Every parent of an autistic child, although some won’t admit it, wants their child to seem “typical.” (You know us in the autism community, we’re all about semantics. You can use some words, but not others. Even though we all know what we mean when we think or say them.) They dream that their child will have that moment in the movie theater. But autism often won’t let that be the case. And, we’ve all come to accept the differences in our child’s and our lives. We work hard to help them overcome those differences, and when they can’t be overcome, we try to minimize them.
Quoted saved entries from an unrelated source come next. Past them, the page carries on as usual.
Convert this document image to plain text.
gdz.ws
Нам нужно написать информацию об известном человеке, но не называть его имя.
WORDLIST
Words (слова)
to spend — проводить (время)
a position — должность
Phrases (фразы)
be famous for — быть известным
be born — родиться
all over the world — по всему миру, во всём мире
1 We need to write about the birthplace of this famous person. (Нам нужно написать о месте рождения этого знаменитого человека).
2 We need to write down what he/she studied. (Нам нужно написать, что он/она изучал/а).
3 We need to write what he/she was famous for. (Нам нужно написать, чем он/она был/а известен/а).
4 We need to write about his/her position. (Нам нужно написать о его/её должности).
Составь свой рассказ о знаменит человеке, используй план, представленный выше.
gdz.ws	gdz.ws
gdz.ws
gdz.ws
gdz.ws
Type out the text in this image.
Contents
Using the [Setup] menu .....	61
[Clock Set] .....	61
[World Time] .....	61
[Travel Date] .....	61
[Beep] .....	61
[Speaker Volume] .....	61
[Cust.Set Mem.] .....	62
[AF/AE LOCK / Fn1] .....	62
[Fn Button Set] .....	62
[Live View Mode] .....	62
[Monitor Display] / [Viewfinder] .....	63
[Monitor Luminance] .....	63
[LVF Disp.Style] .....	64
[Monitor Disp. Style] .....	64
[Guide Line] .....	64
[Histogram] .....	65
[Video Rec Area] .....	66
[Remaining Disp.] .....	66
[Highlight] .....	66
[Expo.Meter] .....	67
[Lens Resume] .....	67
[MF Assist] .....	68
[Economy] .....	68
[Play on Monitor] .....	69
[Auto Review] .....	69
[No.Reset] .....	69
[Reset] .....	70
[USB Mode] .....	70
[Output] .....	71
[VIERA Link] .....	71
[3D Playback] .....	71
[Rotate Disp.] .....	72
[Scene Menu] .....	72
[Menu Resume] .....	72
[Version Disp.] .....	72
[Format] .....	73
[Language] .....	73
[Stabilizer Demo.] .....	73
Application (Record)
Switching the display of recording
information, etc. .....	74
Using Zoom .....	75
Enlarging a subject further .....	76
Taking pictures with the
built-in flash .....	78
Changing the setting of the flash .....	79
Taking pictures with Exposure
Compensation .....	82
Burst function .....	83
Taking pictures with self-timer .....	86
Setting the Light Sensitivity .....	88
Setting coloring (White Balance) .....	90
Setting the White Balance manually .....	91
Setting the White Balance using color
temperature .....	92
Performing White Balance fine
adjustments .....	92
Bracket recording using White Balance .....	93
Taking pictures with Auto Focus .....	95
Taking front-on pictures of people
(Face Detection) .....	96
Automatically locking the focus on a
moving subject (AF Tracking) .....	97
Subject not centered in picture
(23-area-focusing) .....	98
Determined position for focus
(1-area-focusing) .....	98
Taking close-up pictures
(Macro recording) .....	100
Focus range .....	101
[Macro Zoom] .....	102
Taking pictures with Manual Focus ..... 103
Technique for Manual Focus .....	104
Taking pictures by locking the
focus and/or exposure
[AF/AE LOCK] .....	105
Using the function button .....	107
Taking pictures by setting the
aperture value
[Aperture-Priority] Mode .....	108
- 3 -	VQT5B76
But, overall, the most important way to address them is with love, understanding, and patience.

When Mikey’s differences become obvious, I’ve never been one to shy away from explaining that Mikey has autism. Heck, I wish more people would ask me so I could explain autism and spread more awareness. Because, frequently, with awareness comes acceptance. And perhaps with that, Mikey can go from somewhere ‘tween to just another eleven-year-old.

I’ve got the tickets and popcorn waiting, little buddy. What movie shall we see?